Pilpres 2019
Gaya Jokowi dan Prabowo Saat Kampanye, Antara Kalem - Tertata Vs Emosional - Heroik,Pilih Mana?
Berselang sehari, di Yogyakarta, Prabowo menggebrak podium berkali-kali. Sang capres juga melontarkan diksi bajingan.
Editor:
Hasanudin Aco
"Dengan gaya seperti itu dan pilihan kata seperti itu (ndasmu) itu supaya orang memberi perhatian, berbeda dengan cara yang datar-datar saja," tambahnya.
Sayangnya pilihan gaya Prabowo, kata Turnomo, cenderung "tak disukai publik". Menurutnya, kata-katanya cenderung tak pantas, terutama jika ingin merebut hati orang Jawa.
Pun gaya Joko Widodo yang merespons gaya marah-marah Prabowo.
Menurut Turnomo, Jokowi sesungguhnya tak sesantai itu.
"Menarik, dia bisa mempermainkan beberapa gaya, tidak hanya satu gaya. Kalau Prabowo menggunakan satu gaya, keras cenderung kasar, yang dilakukan Jokowi kadang ada kerasnya, tapi bisa lembut. Menggunakan gaya komunikasi yang berbeda untuk konteks berbeda."

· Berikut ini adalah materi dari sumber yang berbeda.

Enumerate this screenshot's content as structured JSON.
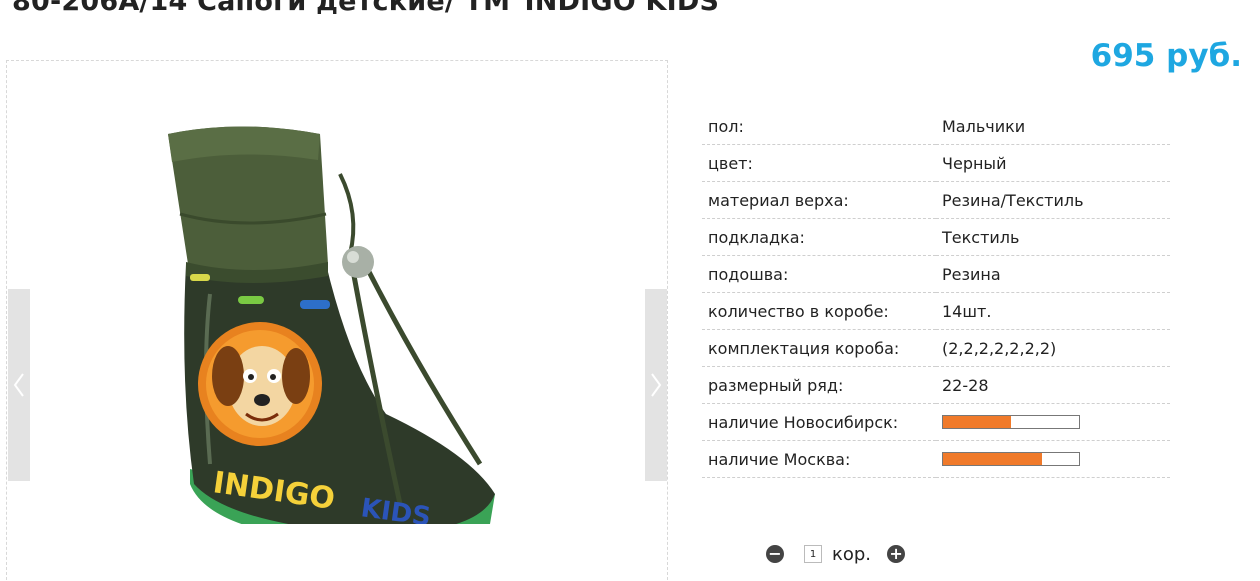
{
  "product": {
    "title": "80-206A/14 Сапоги детские/ ТМ\"INDIGO KIDS\"",
    "price": "695 руб."
  },
  "gallery": {
    "image": "rubber-boot-photo",
    "prev_icon": "chevron-left-icon",
    "next_icon": "chevron-right-icon",
    "logo_text": "INDIGO KIDS"
  },
  "specs": [
    {
      "label": "пол:",
      "value": "Мальчики"
    },
    {
      "label": "цвет:",
      "value": "Черный"
    },
    {
      "label": "материал верха:",
      "value": "Резина/Текстиль"
    },
    {
      "label": "подкладка:",
      "value": "Текстиль"
    },
    {
      "label": "подошва:",
      "value": "Резина"
    },
    {
      "label": "количество в коробе:",
      "value": "14шт."
    },
    {
      "label": "комплектация короба:",
      "value": "(2,2,2,2,2,2,2)"
    },
    {
      "label": "размерный ряд:",
      "value": "22-28"
    }
  ],
  "stock": [
    {
      "label": "наличие Новосибирск:",
      "level": 0.5
    },
    {
      "label": "наличие Москва:",
      "level": 0.73
    }
  ],
  "quantity": {
    "minus_label": "−",
    "value": "1",
    "unit": "кор.",
    "plus_label": "+"
  },
  "colors": {
    "price": "#1ea7e1",
    "stock_fill": "#f07a2a"
  }
}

Strategi komunikasi Jokowi dalam merespons Prabowo, kata Turnomo membuatnya lebih unggul.
'Antara kalem dan emosional'
Pakar Komunikasi Hamdi Muluk mengatakan kedua kubu memang harus menempatkan posisi kontras baik dalam konten maupun tampilan agar bisa membangun 'branding'.
Dalam konstestasi, branding diperlukan agar orang mudah mengingat.
Meski demikian, branding yang dibangun oleh Prabowo dan Joko Widodo sangat dilatari oleh kondisi psikologis.
Hamdi menyebut pada 2014, sebanyak 204 psikolog politik telah menjawab survei tentang karakter kedua capres.
"Prabowo lebih temperamental, Jokowi lebih kalem, Prabowo lebih emosional, Jokowi lebih tertata, Prabowo lebih kuat untuk menunjukkan dia berkuasa, dia power, dia nasionalistik, dia hebat," papar Hamdi.
Dalam hal ini, sikap keduanya akan dilihat secara berbeda oleh publik. Prabowo yang dalam survei itu disebut lebih emosional, misalnya, akan dilihat dengan perpektif berbeda.
"Bagi orang-orang tertentu dianggap heroik, karena selalu bicara tentang nasionalisme bahkan ultranasionalisme."